The officially accepted methods for the determination of gentamicin in pharmaceutical preparations are based on microbiological assays [15–17]. The biological variability of results obtained does not allow to correlate with the analytical results obtained by the proposed method. In order to validate the analytical results, we tried to adapt a method based on HPLC with UV detection, proposed by the British Pharmacopeia and used for identification of raw materials . In this, the proportion of main components of gentamicin (gentamicin C1, C1a, C2, and C2a) is assessed after its derivatization with o-phthalaldehyde and mercaptoacetic acid. When trying to adapt this method to the analysis of pharmaceutical products, the proportion of the main components of gentamicin in the standards was not equivalent to the real samples, so it was not possible to correlate the total areas of peaks with the concentration of gentamicin. This difference was observed for all the samples.

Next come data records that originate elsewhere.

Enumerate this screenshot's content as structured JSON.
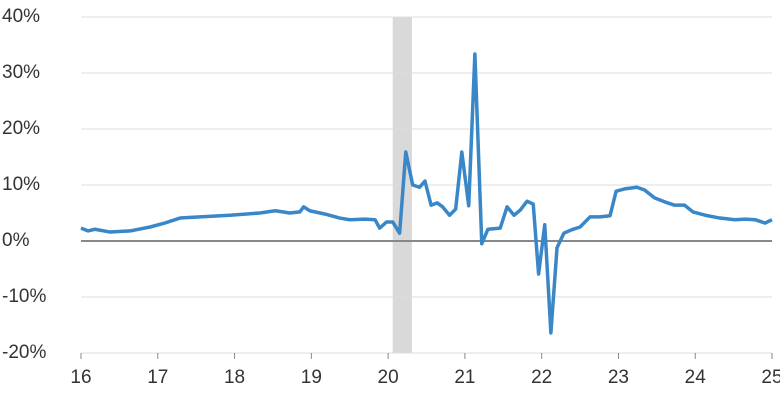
{
  "chart_data": {
    "type": "line",
    "x": [
      16.0,
      16.09,
      16.18,
      16.38,
      16.64,
      16.9,
      17.09,
      17.29,
      17.55,
      17.94,
      18.33,
      18.53,
      18.72,
      18.85,
      18.9,
      18.98,
      19.18,
      19.37,
      19.5,
      19.7,
      19.83,
      19.89,
      19.98,
      20.06,
      20.15,
      20.23,
      20.32,
      20.41,
      20.48,
      20.56,
      20.64,
      20.71,
      20.8,
      20.88,
      20.96,
      21.05,
      21.13,
      21.22,
      21.3,
      21.46,
      21.55,
      21.64,
      21.72,
      21.81,
      21.89,
      21.96,
      22.04,
      22.12,
      22.2,
      22.29,
      22.39,
      22.5,
      22.63,
      22.76,
      22.89,
      22.97,
      23.08,
      23.24,
      23.34,
      23.47,
      23.6,
      23.73,
      23.86,
      23.97,
      24.13,
      24.32,
      24.52,
      24.65,
      24.78,
      24.91,
      25.0
    ],
    "values": [
      2.3,
      1.8,
      2.1,
      1.6,
      1.8,
      2.5,
      3.2,
      4.1,
      4.3,
      4.6,
      5.0,
      5.4,
      5.0,
      5.2,
      6.1,
      5.4,
      4.8,
      4.1,
      3.8,
      3.9,
      3.8,
      2.3,
      3.4,
      3.4,
      1.4,
      15.9,
      10.0,
      9.6,
      10.7,
      6.4,
      6.8,
      6.1,
      4.6,
      5.7,
      15.9,
      6.3,
      33.4,
      -0.5,
      2.1,
      2.3,
      6.1,
      4.6,
      5.5,
      7.1,
      6.6,
      -5.9,
      2.9,
      -16.4,
      -1.2,
      1.4,
      2.0,
      2.5,
      4.3,
      4.3,
      4.5,
      8.9,
      9.3,
      9.6,
      9.1,
      7.7,
      7.0,
      6.4,
      6.4,
      5.2,
      4.6,
      4.1,
      3.8,
      3.9,
      3.8,
      3.2,
      3.8
    ],
    "color": "#3a87c8",
    "xlim": [
      16,
      25
    ],
    "xticks": [
      16,
      17,
      18,
      19,
      20,
      21,
      22,
      23,
      24,
      25
    ],
    "ylim": [
      -20,
      40
    ],
    "yticks": [
      {
        "value": -20,
        "label": "-20%"
      },
      {
        "value": -10,
        "label": "-10%"
      },
      {
        "value": 0,
        "label": "0%"
      },
      {
        "value": 10,
        "label": "10%"
      },
      {
        "value": 20,
        "label": "20%"
      },
      {
        "value": 30,
        "label": "30%"
      },
      {
        "value": 40,
        "label": "40%"
      }
    ],
    "grid": true,
    "shaded_regions": [
      {
        "xlim": [
          20.06,
          20.31
        ],
        "color": "#d9d9d9"
      }
    ]
  }
}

The described multicommutated flow system with chemiluminometric detection allowed an exact and rapid quantification of gentamicin sulphate in pharmaceutical formulations (eye drops and injections). Besides being economic, the proposed flow system has the advantage of producing a low waste of residues when compared with other methods based on flow techniques, previously proposed [31, 32], being versatile enough and easy to operate. The chemiluminescence reaction proposed for detection uses common- and low-toxic reagents, contrary to the methods proposed by other authors [31, 32], which makes the method more environmentally friendly.
This approach represents an advantageous alternative to the officially accepted microbiological method, which can be implemented in a simple manner in any laboratory quality control in pharmaceutical industry.
L. H. M. L. M. Santos thanks FCT for the PhD Grant (SFRH/BD/48168/2008).